Internal functions are the strategy engine room.

Internal functions are the strategy engine room.

Have you ever heard that cliché about the janitor at NASA?

You know, the guy who knew his job was putting astronauts on the moon? Like most over-repeated stories of dubious accuracy, it carries a powerful message.

Do you think your internally facing teams feel connected to the big picture, like Old Mate NASA Janitor? If the work I’ve been doing over the last few weeks in Wellington is anything to go by, I’m picking the answer is no. They’re not doing the fancy public-facing work, they don’t see themselves reflected in the aspirational goals and values on your posters, so they just get on with ‘doing the work.’

This is a problem – a big problem.
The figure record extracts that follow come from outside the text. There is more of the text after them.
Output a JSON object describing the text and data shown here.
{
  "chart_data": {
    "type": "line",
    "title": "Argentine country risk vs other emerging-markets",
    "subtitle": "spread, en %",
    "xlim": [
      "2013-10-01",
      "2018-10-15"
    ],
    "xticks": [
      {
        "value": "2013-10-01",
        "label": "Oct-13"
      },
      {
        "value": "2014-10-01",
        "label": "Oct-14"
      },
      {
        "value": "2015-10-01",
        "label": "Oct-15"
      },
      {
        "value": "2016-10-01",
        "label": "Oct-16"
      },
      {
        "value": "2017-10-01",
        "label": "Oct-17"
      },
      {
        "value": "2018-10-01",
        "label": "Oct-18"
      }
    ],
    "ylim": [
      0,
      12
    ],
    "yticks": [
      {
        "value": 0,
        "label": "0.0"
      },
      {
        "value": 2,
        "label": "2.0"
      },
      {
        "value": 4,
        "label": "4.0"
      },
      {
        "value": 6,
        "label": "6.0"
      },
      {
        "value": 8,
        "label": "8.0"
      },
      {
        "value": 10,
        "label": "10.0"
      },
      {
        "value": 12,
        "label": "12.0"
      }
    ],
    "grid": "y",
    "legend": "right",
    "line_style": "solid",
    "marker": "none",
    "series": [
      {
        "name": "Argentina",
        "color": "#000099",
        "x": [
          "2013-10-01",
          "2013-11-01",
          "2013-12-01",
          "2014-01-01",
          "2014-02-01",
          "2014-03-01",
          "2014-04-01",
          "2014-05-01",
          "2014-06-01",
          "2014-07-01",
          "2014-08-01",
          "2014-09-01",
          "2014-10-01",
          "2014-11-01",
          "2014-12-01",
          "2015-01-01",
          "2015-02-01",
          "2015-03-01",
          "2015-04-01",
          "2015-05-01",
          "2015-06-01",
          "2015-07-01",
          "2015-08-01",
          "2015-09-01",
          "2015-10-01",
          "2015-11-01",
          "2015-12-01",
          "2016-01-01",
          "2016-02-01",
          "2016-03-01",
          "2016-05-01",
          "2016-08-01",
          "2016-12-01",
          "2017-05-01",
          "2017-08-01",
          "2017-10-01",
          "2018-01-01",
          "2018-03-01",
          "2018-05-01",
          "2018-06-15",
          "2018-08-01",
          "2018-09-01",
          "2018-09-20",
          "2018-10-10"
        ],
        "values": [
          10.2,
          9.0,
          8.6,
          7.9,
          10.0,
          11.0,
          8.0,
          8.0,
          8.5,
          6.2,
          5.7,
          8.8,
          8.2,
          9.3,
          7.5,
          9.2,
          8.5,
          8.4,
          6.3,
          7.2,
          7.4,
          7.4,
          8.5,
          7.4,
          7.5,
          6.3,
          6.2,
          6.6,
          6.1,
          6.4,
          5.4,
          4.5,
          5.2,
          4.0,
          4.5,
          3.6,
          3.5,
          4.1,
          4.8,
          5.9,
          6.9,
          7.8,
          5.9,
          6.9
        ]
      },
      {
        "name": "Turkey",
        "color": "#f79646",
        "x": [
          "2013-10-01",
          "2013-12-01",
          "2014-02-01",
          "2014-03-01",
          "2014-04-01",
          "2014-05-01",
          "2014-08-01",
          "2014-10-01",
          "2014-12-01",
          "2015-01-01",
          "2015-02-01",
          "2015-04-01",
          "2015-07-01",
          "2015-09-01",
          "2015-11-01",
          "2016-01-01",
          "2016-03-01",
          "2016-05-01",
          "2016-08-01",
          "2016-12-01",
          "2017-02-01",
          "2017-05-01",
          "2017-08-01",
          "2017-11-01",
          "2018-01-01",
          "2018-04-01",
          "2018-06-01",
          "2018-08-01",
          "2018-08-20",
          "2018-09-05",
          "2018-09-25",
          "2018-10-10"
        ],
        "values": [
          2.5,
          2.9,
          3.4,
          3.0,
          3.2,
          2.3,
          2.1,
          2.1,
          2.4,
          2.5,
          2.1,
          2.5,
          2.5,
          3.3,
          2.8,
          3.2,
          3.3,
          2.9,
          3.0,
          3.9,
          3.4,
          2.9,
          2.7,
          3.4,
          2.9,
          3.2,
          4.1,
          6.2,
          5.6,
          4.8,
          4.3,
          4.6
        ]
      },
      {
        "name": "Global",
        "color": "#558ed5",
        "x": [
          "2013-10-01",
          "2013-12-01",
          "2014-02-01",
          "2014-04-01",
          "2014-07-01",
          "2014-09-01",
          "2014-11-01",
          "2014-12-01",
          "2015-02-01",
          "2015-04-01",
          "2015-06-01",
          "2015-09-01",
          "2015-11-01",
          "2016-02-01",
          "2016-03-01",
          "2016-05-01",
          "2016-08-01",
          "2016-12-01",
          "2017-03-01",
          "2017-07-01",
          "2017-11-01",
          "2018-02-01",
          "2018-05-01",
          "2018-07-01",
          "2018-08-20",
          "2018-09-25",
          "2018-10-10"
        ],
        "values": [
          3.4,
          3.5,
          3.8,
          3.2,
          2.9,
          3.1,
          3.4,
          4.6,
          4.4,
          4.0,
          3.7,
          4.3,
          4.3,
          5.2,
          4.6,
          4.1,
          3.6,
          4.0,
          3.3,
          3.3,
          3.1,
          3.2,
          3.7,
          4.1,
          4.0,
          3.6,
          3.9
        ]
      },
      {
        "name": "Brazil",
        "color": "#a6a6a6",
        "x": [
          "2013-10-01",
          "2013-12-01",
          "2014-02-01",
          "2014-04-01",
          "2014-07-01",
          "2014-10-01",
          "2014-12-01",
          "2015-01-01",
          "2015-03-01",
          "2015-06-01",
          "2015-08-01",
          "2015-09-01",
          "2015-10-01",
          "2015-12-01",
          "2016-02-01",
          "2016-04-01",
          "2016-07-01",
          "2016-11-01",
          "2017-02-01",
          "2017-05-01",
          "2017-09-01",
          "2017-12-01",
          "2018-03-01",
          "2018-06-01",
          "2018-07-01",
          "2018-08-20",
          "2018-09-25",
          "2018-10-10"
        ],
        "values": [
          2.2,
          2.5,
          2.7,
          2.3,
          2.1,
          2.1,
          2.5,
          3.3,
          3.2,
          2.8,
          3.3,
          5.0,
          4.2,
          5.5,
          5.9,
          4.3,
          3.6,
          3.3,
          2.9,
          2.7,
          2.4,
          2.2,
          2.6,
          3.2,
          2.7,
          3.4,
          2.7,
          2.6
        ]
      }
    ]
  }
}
Because it couldn’t be further from the truth.

I worked with one large public agency recently who were driving a partnership strategy, all about empowering stakeholders and communities to deliver their own services and initiatives. This was a great strategy that aligned neatly with their big picture. The problem? Internal procurement policies required that all of their community suppliers, no matter how small, should hold large insurance policies and jump through a series of complicated stages in order to satisfy payment requirements. Oops.

Totally out of line with their ‘make it easy’ and ‘community-led’ values and a good example of how things can come to a standstill if we neglect the process piece of strategy development.

“The capacity of the plant is equal to the capacity of its bottlenecks”
– Eliyahu M. Goldratt, The Goal: A Process of Ongoing Improvement

In vintage management opus The Goal, the central protagonist struggles to understand why his factories aren’t making money. He quickly realises that the easiest way to improve productivity isn’t to expand – but to find the things that are blocking the fast and easy operation of the plant.

While I don’t tend to work in many factory environments, the lesson is the same – enabling and support functions can be strategy’s best friend, or greatest foe.

When the way we do business doesn’t line up with the goals of our strategy, it’s hard to make real progress. Eliminating all the points of friction inside your operations and getting real alignment in policies, processes and systems means bringing your internal functions on board and getting internal teams engaged in the strategy process. HR, legal, finance, customer service, ICT, research, policy – all the cool guys.

How to align internal functions with strategy

  • Take the time to meaningfully connect teams Don’t leave your support functions out of your engagement planning – or assume that the same messages will resonate for everyone.

  • Engage early – Bring key support functions into the room early when you’re pulling together new projects, programme or change initiatives. This isn’t just great for building relationships and engagement, but can also improve planning quality. Just like construction contracts bring the builders and the architects into the same room at the design phase, pressure-testing ideas across teams means you spot issues early and spark good ideas.

Bonus tip: How do you find the friction points?

Ask people what’s broken! You don’t need a complicated strategy map or expensive consultant. Just ask people what support they need to make strategy happen, and they’ll tell you. Loudly and repeatedly!